The application and instructions also provide guidance that is meant to reduce compliance burdens and make the process easier for borrowers, according to a Treasury statement.
Treasury said the guidance includes an alternative payroll covered period that gives borrowers the option to calculate payroll costs in alignment with regular payroll cycles. The guidance also includes a favorable interpretation of statutory exemptions from loan forgiveness reductions based on rehiring by June 30, and a new exemption from loan forgiveness reduction for borrowers who made good-faith offers to rehire workers that were declined.
Not Enough
But according to the American Institute of CPAs, the guidance still leaves open too many issues for the process to function as intended.
“It’s clear the application form and instructions provided yesterday are not enough,” said Erik Asgeirsson, head of CPA.com. “Some of the most pressing issues are not addressed, and in other areas it appears new questions have arisen.”
Frustration over the lack of guidance has been a theme throughout the PPP loan process. Immediately after the CARES Act was signed into law March 27, borrowers rushed to get loans to fund operations. But practical questions immediately popped up, and the SBA and Treasury were tasked with getting out guidance as fast as possible to get the program off the ground.
That has led to several rounds of guidance in the form of interim final rules and FAQs. A few weeks into the program, it was revealed that several large public companies received loans that were really intended for smaller businesses that desperately needed the money.

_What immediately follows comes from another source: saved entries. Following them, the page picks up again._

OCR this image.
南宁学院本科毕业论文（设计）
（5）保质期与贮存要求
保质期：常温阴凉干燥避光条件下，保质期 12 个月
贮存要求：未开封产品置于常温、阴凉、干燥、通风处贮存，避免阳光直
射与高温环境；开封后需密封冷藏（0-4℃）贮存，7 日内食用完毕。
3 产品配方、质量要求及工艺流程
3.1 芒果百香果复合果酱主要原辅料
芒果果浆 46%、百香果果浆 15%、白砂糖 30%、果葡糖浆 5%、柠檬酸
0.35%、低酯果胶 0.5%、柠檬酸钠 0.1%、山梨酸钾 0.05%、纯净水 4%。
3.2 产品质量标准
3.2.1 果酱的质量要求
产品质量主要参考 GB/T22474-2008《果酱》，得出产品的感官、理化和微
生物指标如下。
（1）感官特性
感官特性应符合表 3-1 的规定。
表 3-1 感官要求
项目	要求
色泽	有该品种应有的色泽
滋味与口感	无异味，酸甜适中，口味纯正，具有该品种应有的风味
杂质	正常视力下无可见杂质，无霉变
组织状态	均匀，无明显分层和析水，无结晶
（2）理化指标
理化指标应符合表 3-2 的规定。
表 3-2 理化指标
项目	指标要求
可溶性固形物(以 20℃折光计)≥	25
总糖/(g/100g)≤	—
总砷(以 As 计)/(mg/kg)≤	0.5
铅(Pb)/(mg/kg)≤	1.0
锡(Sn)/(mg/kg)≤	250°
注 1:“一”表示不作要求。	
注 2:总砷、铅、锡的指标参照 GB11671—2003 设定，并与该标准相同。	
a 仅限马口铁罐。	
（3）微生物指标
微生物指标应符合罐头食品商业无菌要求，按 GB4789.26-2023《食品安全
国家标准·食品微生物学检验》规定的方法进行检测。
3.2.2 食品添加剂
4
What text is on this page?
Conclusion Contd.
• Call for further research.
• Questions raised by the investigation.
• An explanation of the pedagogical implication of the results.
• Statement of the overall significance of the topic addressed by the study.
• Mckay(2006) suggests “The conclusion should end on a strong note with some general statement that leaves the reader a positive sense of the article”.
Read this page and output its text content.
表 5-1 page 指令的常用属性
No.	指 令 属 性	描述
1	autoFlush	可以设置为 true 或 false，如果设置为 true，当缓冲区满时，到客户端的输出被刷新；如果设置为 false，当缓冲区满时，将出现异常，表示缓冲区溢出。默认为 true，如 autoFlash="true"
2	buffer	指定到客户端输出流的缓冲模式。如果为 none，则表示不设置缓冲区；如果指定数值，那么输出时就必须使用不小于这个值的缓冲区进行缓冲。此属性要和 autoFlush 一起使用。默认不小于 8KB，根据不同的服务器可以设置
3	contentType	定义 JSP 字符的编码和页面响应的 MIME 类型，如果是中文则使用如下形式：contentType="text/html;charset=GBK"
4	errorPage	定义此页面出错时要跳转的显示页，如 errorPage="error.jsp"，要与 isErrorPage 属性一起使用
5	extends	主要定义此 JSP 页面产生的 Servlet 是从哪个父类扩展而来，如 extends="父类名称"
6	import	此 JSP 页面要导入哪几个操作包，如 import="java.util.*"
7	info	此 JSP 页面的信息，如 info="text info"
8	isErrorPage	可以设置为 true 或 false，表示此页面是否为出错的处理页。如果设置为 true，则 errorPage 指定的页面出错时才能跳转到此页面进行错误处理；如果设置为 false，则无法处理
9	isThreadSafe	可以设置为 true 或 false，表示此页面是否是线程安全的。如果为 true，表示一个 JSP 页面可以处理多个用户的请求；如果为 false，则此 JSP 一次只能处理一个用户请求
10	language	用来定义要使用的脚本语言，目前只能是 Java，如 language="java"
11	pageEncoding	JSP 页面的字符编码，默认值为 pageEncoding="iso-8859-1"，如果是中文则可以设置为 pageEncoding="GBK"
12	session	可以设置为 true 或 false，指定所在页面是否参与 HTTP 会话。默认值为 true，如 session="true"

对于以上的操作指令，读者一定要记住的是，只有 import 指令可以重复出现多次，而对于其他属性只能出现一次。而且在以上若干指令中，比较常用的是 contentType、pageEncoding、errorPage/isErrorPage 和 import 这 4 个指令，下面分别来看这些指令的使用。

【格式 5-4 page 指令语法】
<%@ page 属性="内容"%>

As a result, certification standards for the loans were tightened, but that only raised more questions and led to some smaller businesses giving back their loans before later guidance indicated that they didn’t need to.
Even as more guidance was sporadically released, practitioners knew the real hook would be how the forgiveness portion of the loans would be implemented. The application and instructions are a helpful start, but practitioners say that they want more because so many questions remain unanswered.
One major issue with the PPP is the different language used concerning employees. For purposes of loan eligibility, the CARES Act defines employee to include “individuals employed on a full-time, part-time, or other basis.” But for loan forgiveness, the amount forgiven is reduced by the reduction in full-time equivalent employees, a condition that was left open to interpretation.
Melissa Ostrower of Jackson Lewis PC said the forgiveness instructions helped explain how full-time equivalency is determined — based on the average hours paid, divided by 40. But she said one open question is whether an employee who is receiving severance pay can count in that calculation.
The instructions help explain what expenses count as covered utility payments, such as electricity, gas, water, transportation, telephone, and internet, Ostrower said.
“However, the instructions do not explain how retirement plan expenses are determined where the employer makes nonelective contributions calculated at year-end or where an employee participates in a defined benefit pension plan,” Ostrower added.